The RNA exosome maintains cellular RNA homeostasis by controlling transcript abundance in the brain

Intracellular ribonucleases (RNases) are essential in all aspects of RNA metabolism, including maintaining accurate RNA levels. Inherited mutations in genes encoding ubiquitous RNases are associated with human diseases, primarily affecting the nervous system. Recessive mutations in genes encoding an evolutionarily conserved RNase complex, the RNA exosome, lead to syndromic neurodevelopmental disorders characterized by progressive neurodegeneration, such as Pontocerebellar Hypoplasia Type 1b (PCH1b).

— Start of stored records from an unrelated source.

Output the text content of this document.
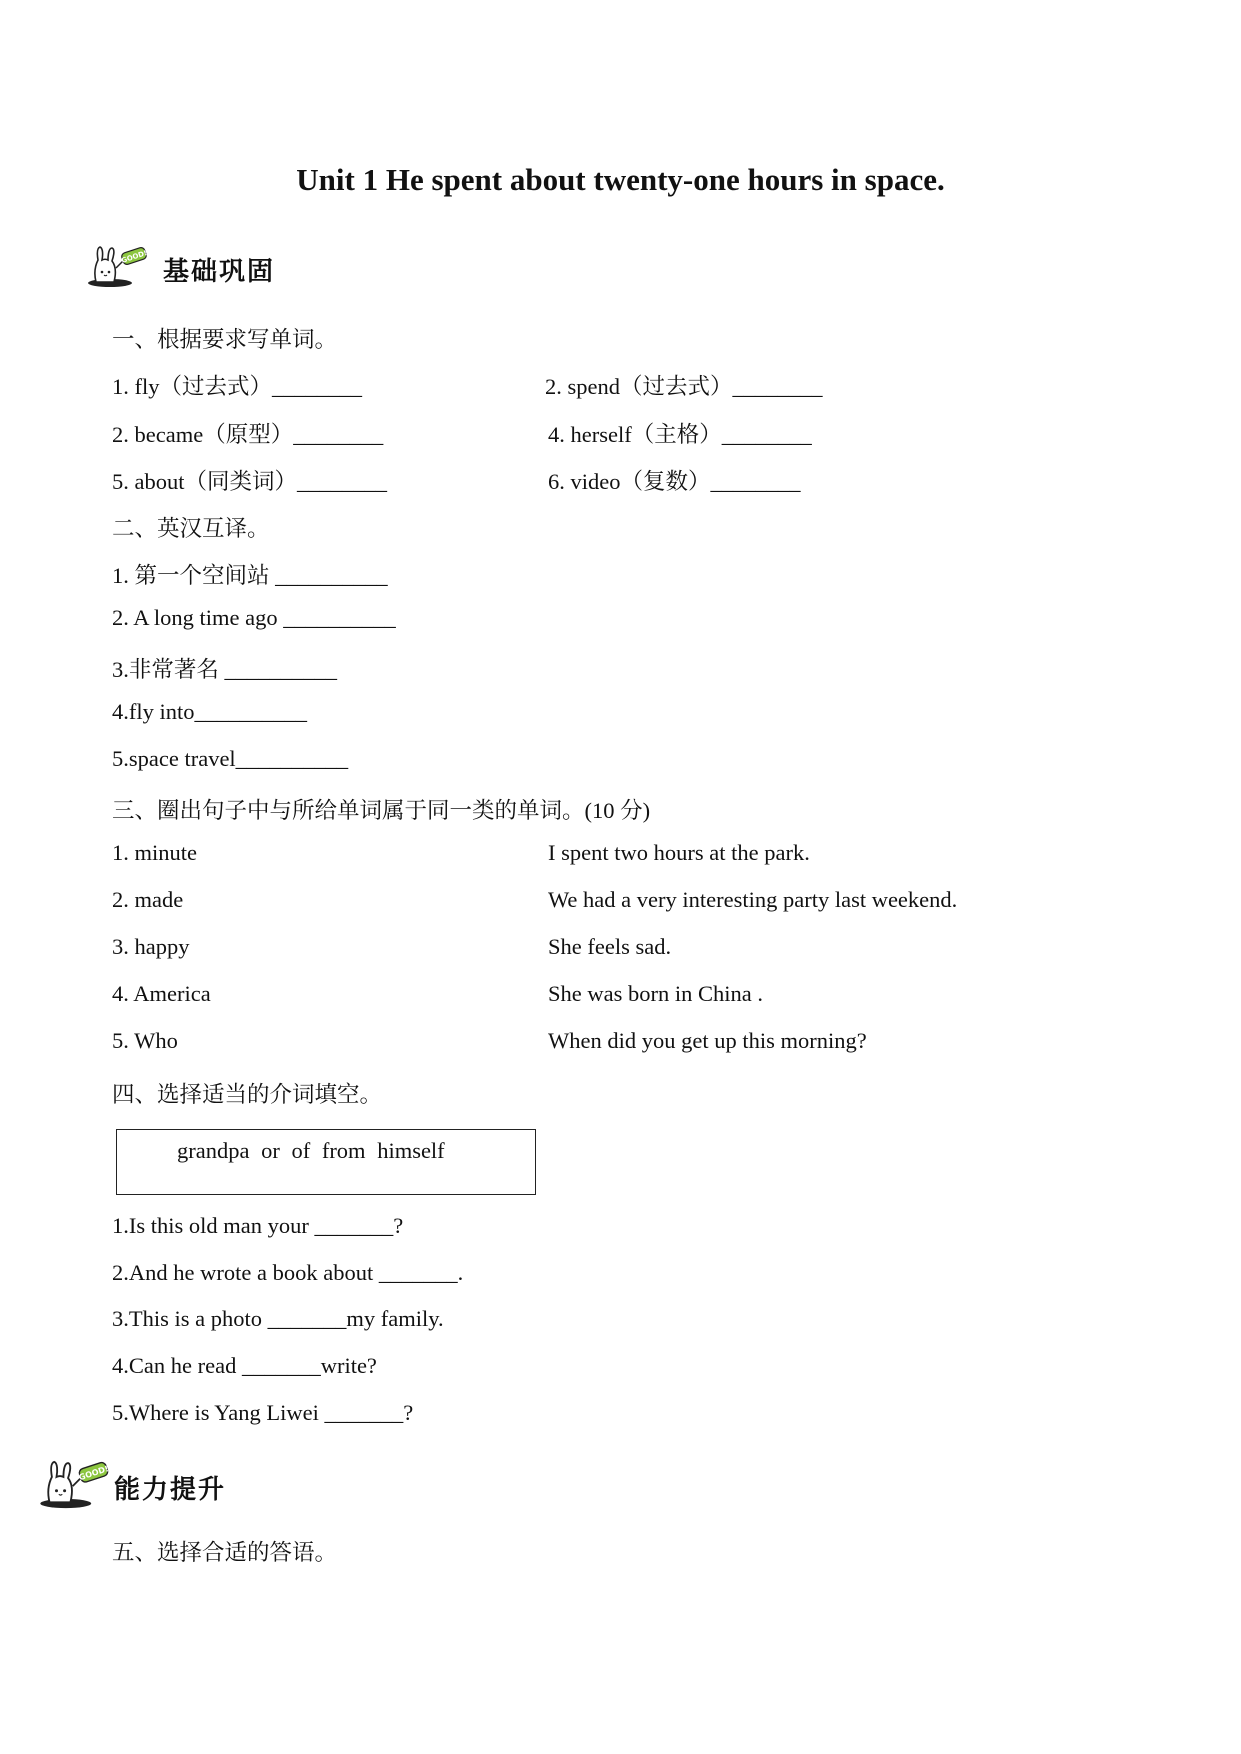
Unit 1 He spent about twenty-one hours in space.
GOOD!
基础巩固
一、根据要求写单词。
1. fly（过去式）________	2. spend（过去式）________
2. became（原型）________	4. herself（主格）________
5. about（同类词）________	6. video（复数）________
二、英汉互译。
1. 第一个空间站 __________
2. A long time ago __________
3.非常著名 __________
4.fly into__________
5.space travel__________
三、圈出句子中与所给单词属于同一类的单词。(10 分)
1. minute	I spent two hours at the park.
2. made	We had a very interesting party last weekend.
3. happy	She feels sad.
4. America	She was born in China .
5. Who	When did you get up this morning?
四、选择适当的介词填空。
grandpa or of from himself
1.Is this old man your _______?
2.And he wrote a book about _______.
3.This is a photo _______my family.
4.Can he read _______write?
5.Where is Yang Liwei _______?
GOOD!
能力提升
五、选择合适的答语。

We establish a CRISPR/Cas9-engineered Drosophila model of PCH1b to study cell-type-specific post-transcriptional regulatory functions of the nuclear RNA exosome complex within fly head tissue. Here, we report that pathogenic RNA exosome mutations alter activity of the complex, causing widespread dysregulation of brain-enriched cellular transcriptomes, including rRNA processing defects—resulting in tissue-specific, progressive neurodegenerative effects in flies. These findings provide a comprehensive understanding of RNA exosome function within a developed animal brain and underscore the critical role of post-transcriptional regulatory machinery in maintaining cellular RNA homeostasis within the brain. Overall design: Two biological replicates of newly eclosed adult female flies were prepared for each biological replicate (Rrp40WT, Rrp40G11A, and Rrp40G146C). For each sample, 20 fly heads were pooled together, and nuclei were dissociated. Nuclei quantity and and quality were determined using propidium iodide. Single-cell libraries were prepared using Chromium Next GEM Single Cell 3' GEM, Library & Gel Bead Kit v3.1. Sequencing reads were mapped to the Drosophila melanogaster genome and CellRanger was used to create the reference.